BCE: Tassi d’interesse invariati a luglio, ma attenzione alle incertezze economiche
In Breve
- Qual è la decisione della BCE sui tassi d'interesse a luglio 2026?
- La BCE ha mantenuto i tassi d'interesse invariati a luglio 2026.
- Quali sono i tassi d'interesse attuali della BCE?
- Il tasso sui depositi è al 2,25%, il tasso sui rifinanziamenti al 2,40% e il tasso sui prestiti marginali al 2,65%.
- Ci saranno aumenti dei tassi d'interesse in futuro?
- Non è escluso un aumento dei tassi a settembre 2026.
La Banca Centrale Europea (BCE) ha annunciato nella riunione di luglio il mantenimento dei tassi d’interesse, fissando il tasso sui depositi al 2,25%, il tasso sui rifinanziamenti principali al 2,40% e il tasso sui prestiti marginali al 2,65%. Questa decisione è stata presa all’unanimità, sebbene alcuni membri del consiglio abbiano sollevato dubbi sulla necessità di un ulteriore rialzo, che non è comunque escluso per il mese di settembre.

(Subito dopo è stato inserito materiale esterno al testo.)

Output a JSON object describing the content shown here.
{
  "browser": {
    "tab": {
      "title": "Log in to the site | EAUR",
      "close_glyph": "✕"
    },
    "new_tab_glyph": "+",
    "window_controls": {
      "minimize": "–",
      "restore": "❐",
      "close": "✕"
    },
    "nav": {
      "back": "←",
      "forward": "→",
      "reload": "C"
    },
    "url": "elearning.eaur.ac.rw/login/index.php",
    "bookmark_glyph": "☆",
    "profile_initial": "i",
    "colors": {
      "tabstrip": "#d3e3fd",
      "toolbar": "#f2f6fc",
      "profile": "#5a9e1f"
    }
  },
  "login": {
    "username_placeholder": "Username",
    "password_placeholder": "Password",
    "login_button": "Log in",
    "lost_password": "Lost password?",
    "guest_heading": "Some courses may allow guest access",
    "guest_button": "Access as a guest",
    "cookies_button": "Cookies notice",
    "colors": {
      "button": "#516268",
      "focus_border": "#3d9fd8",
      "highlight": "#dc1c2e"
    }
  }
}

La presidente della BCE, Christine Lagarde, ha sottolineato l’importanza di monitorare attentamente i dati economici, le prospettive di inflazione e i rischi associati, in particolare gli effetti di secondo round, che al momento non sembrano manifestarsi. Per le proiezioni di settembre, la BCE dovrà considerare attentamente l’andamento dei prezzi di petrolio e gas, che continuano a influenzare il mercato energetico.

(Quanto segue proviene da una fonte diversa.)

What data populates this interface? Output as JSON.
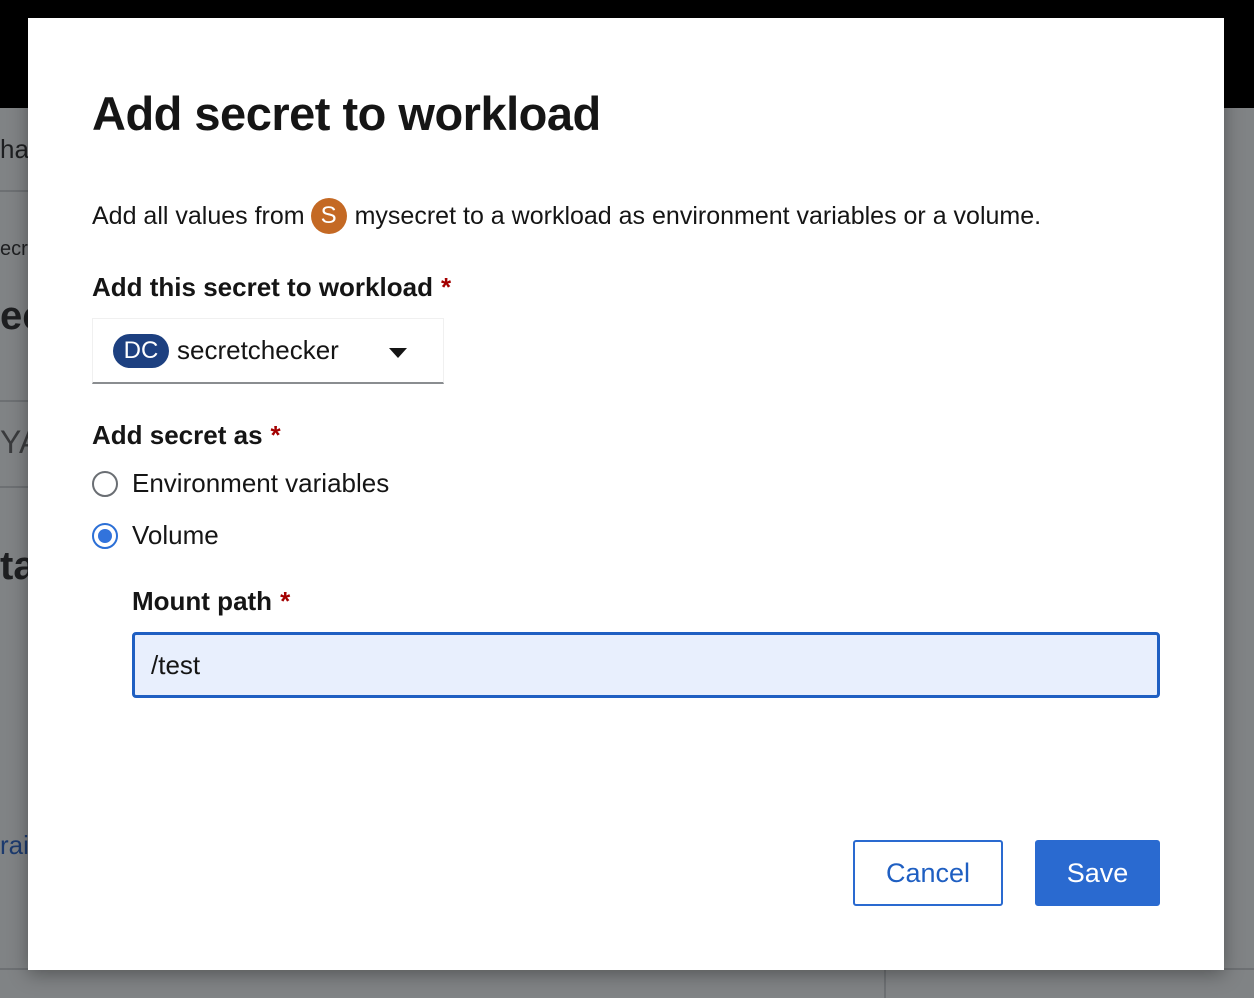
{
  "background": {
    "fragments": [
      "ha",
      "ecr",
      "ec",
      "YA",
      "ta",
      "rai"
    ]
  },
  "modal": {
    "title": "Add secret to workload",
    "description": {
      "prefix": "Add all values from",
      "secret_badge": "S",
      "secret_name": "mysecret",
      "suffix": "to a workload as environment variables or a volume."
    },
    "workload_field": {
      "label": "Add this secret to workload",
      "required_mark": "*",
      "selected_badge": "DC",
      "selected_value": "secretchecker"
    },
    "add_as_field": {
      "label": "Add secret as",
      "required_mark": "*",
      "options": [
        {
          "label": "Environment variables",
          "checked": false
        },
        {
          "label": "Volume",
          "checked": true
        }
      ]
    },
    "mount_path": {
      "label": "Mount path",
      "required_mark": "*",
      "value": "/test"
    },
    "buttons": {
      "cancel": "Cancel",
      "save": "Save"
    }
  },
  "colors": {
    "primary": "#2a6ad0",
    "secret_badge": "#c46924",
    "workload_badge": "#1d4080",
    "required": "#a30000"
  }
}
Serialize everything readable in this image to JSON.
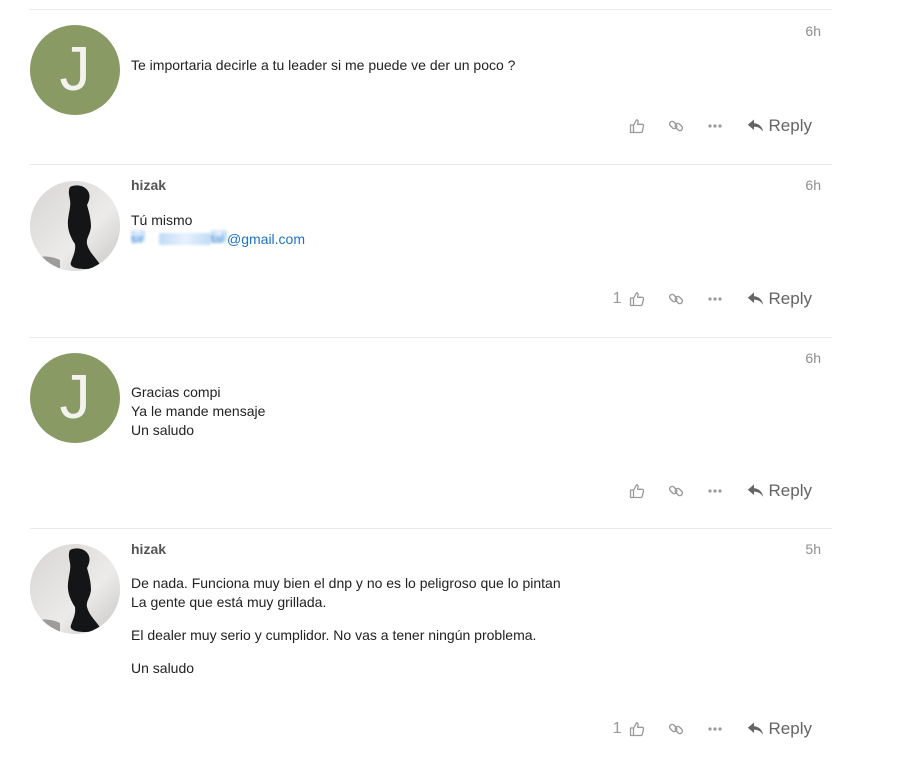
{
  "posts": [
    {
      "avatar_letter": "J",
      "username": "",
      "time": "6h",
      "lines": [
        "Te importaria decirle a tu leader si me puede ve der un poco ?"
      ],
      "likes": "",
      "reply_label": "Reply"
    },
    {
      "avatar_letter": "",
      "username": "hizak",
      "time": "6h",
      "lines": [
        "Tú mismo"
      ],
      "email_prefix": "sir",
      "email_mid": "tal",
      "email_domain": "@gmail.com",
      "likes": "1",
      "reply_label": "Reply"
    },
    {
      "avatar_letter": "J",
      "username": "",
      "time": "6h",
      "lines": [
        "Gracias compi",
        "Ya le mande mensaje",
        "Un saludo"
      ],
      "likes": "",
      "reply_label": "Reply"
    },
    {
      "avatar_letter": "",
      "username": "hizak",
      "time": "5h",
      "lines": [
        "De nada. Funciona muy bien el dnp y no es lo peligroso que lo pintan",
        "La gente que está muy grillada.",
        "El dealer muy serio y cumplidor. No vas a tener ningún problema.",
        "Un saludo"
      ],
      "likes": "1",
      "reply_label": "Reply"
    }
  ],
  "colors": {
    "letter_avatar_bg": "#8a9a65",
    "link": "#1c72c4",
    "muted": "#9a9a9a"
  },
  "icons": {
    "like": "thumbs-up-icon",
    "link": "link-icon",
    "more": "ellipsis-icon",
    "reply": "reply-arrow-icon"
  }
}
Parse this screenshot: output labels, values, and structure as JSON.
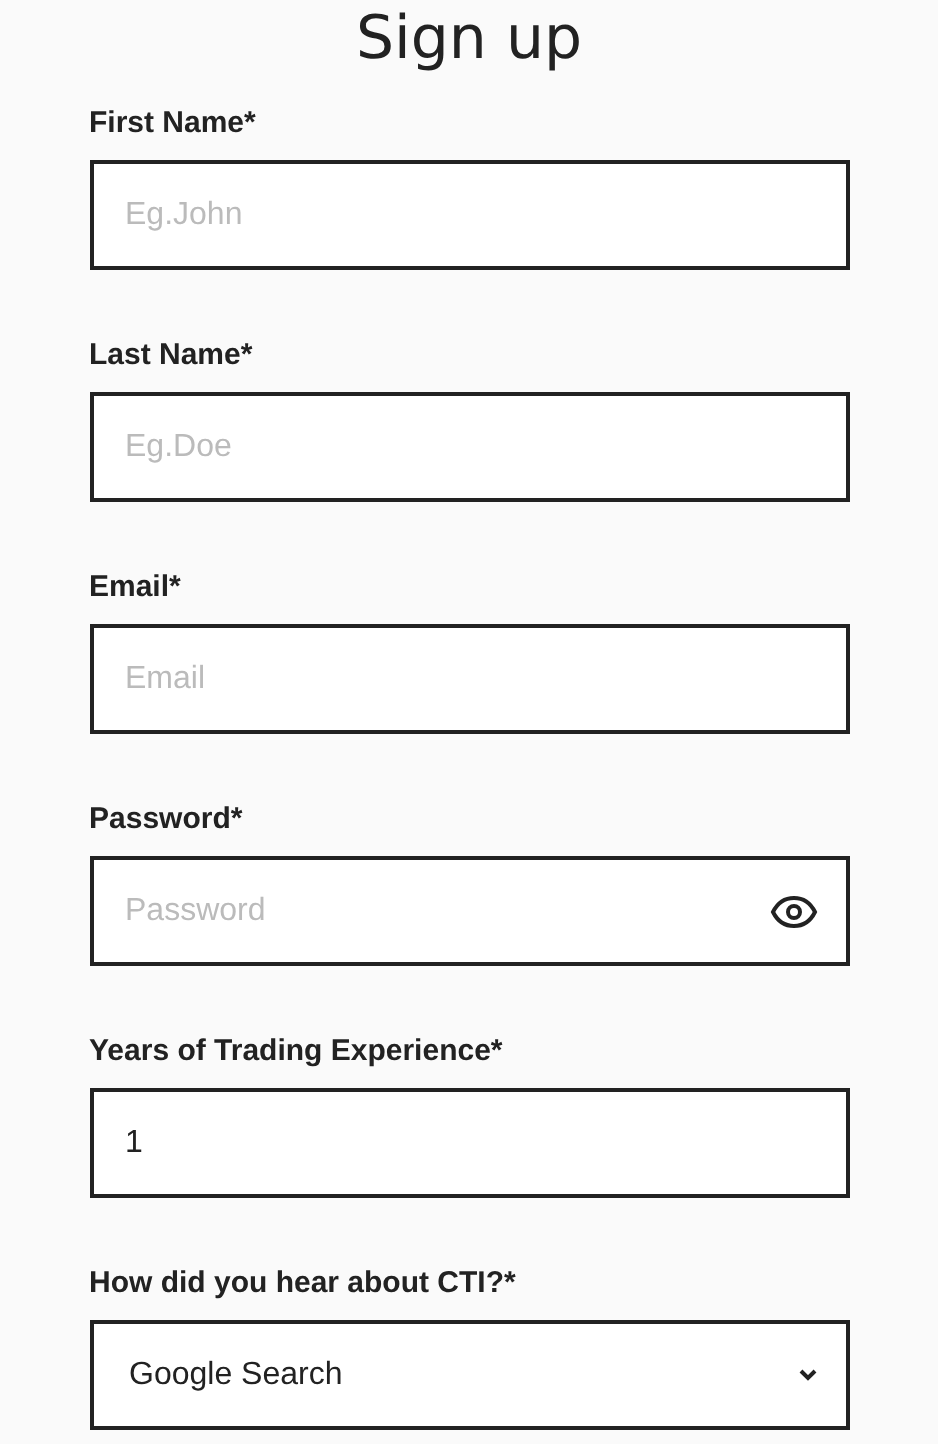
{
  "title": "Sign up",
  "fields": [
    {
      "kind": "text",
      "label": "First Name*",
      "placeholder": "Eg.John"
    },
    {
      "kind": "text",
      "label": "Last Name*",
      "placeholder": "Eg.Doe"
    },
    {
      "kind": "text",
      "label": "Email*",
      "placeholder": "Email"
    },
    {
      "kind": "password",
      "label": "Password*",
      "placeholder": "Password"
    },
    {
      "kind": "text",
      "label": "Years of Trading Experience*",
      "value": "1"
    },
    {
      "kind": "select",
      "label": "How did you hear about CTI?*",
      "value": "Google Search"
    }
  ]
}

Nonostante gli attacchi recenti nel Mar Rosso siano stati giudicati «allarmanti» e con un impatto previsto, non hanno influito sulla decisione di luglio. Il comunicato della BCE evidenzia che le prospettive per i prezzi dell’energia rimangono altamente variabili, ma si collocano attualmente vicino allo scenario di base delle proiezioni di giugno, ben al di sopra dei livelli precedenti al conflitto in Medio Oriente.
La BCE ritiene quindi che al momento non vi sia la necessità di un nuovo intervento sul costo del credito, mantenendo però un monitoraggio attento sull’elevata incertezza e sull’impatto inflazionistico dello shock energetico, che deve ancora manifestarsi pienamente. Nel secondo trimestre, l’attività economica ha mostrato segnali di miglioramento, in particolare nei servizi, mentre il conflitto in Medio Oriente continua a frenare la crescita.

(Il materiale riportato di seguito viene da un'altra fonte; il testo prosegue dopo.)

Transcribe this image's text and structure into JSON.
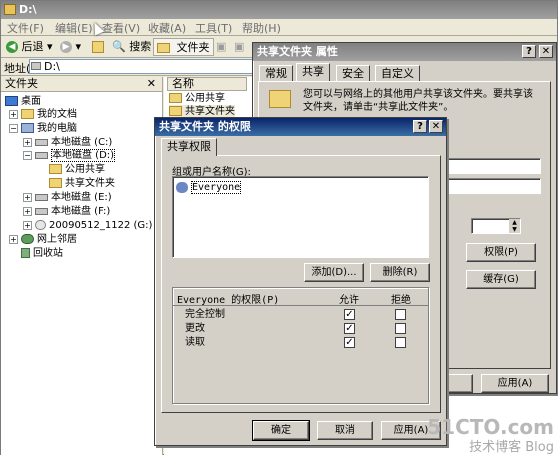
{
  "explorer": {
    "title": "D:\\",
    "menu": [
      "文件(F)",
      "编辑(E)",
      "查看(V)",
      "收藏(A)",
      "工具(T)",
      "帮助(H)"
    ],
    "toolbar": {
      "back": "后退",
      "search": "搜索",
      "folders": "文件夹"
    },
    "address_label": "地址(D)",
    "address_value": "D:\\",
    "folders_pane_title": "文件夹",
    "tree": {
      "desktop": "桌面",
      "my_docs": "我的文档",
      "my_computer": "我的电脑",
      "drive_c": "本地磁盘 (C:)",
      "drive_d": "本地磁盘 (D:)",
      "folder_public": "公用共享",
      "folder_shared": "共享文件夹",
      "drive_e": "本地磁盘 (E:)",
      "drive_f": "本地磁盘 (F:)",
      "drive_g": "20090512_1122 (G:)",
      "network": "网上邻居",
      "recycle": "回收站"
    },
    "list_header": "名称",
    "list_items": [
      "公用共享",
      "共享文件夹"
    ]
  },
  "properties": {
    "title": "共享文件夹 属性",
    "tabs": [
      "常规",
      "共享",
      "安全",
      "自定义"
    ],
    "description": "您可以与网络上的其他用户共享该文件夹。要共享该文件夹，请单击“共享此文件夹”。",
    "permissions_button": "权限(P)",
    "caching_button": "缓存(G)",
    "apply_button": "应用(A)"
  },
  "permissions": {
    "title": "共享文件夹 的权限",
    "tab": "共享权限",
    "group_label": "组或用户名称(G):",
    "users": [
      "Everyone"
    ],
    "add_button": "添加(D)...",
    "remove_button": "删除(R)",
    "perm_label": "Everyone 的权限(P)",
    "allow_header": "允许",
    "deny_header": "拒绝",
    "rows": [
      {
        "name": "完全控制",
        "allow": "✓",
        "deny": ""
      },
      {
        "name": "更改",
        "allow": "✓",
        "deny": ""
      },
      {
        "name": "读取",
        "allow": "✓",
        "deny": ""
      }
    ],
    "ok_button": "确定",
    "cancel_button": "取消",
    "apply_button": "应用(A)"
  },
  "watermark": {
    "line1": "51CTO.com",
    "line2": "技术博客 Blog"
  }
}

A maggio, il tasso di disoccupazione si attestava al 6,2%, vicino ai minimi storici, anche se le offerte di lavoro sono diminuite e le aspettative di imprese e famiglie indicano un mercato del lavoro più debole rispetto a prima del conflitto. Gli indicatori anticipatori suggeriscono una crescita modesta nel breve periodo, frenata dallo shock energetico e dalle incertezze, mentre i fondamentali per la crescita nel medio periodo rimangono intatti, grazie a consumi, investimenti in nuove tecnologie e spese pubbliche in difesa e infrastrutture.
Lagarde ha inoltre fatto riferimento alla flessione dell’inflazione a giugno, avvertendo tuttavia che gli shock energetici continuano a contribuire all’aumento dei prezzi. Le aspettative di inflazione a breve termine rimangono elevate, mentre quelle a lungo termine si attestano attorno al 2%. La BCE prevede che la dinamica dei prezzi rimarrà superiore all’obiettivo fino alla prima metà del 2027, per poi diminuire grazie al previsto calo dei prezzi dell’energia e a una crescita più contenuta.
I rischi sulla crescita sono orientati al ribasso, mentre quelli sull’inflazione sono al rialzo. Le condizioni finanziarie sono diventate leggermente più rigide rispetto all’ultima riunione, a causa del rialzo di giugno, e nel linguaggio del Consiglio direttivo è scomparso il riferimento ai rischi «bilanciati». Lagarde ha escluso la possibilità di lasciare l’incarico prima della scadenza del mandato a settembre 2027, affermando che «quando ci sono nuvole all’orizzonte, il capitano resta sulla nave».
Infine, la presidente ha salutato l’adesione delle banche centrali di Bosnia e Montenegro alla piattaforma per pagamenti istantanei basata sulla tecnologia TIPS, con Albania, Kosovo e Macedonia del Nord previste a novembre, ringraziando la Banca d’Italia per il ruolo svolto in questo processo.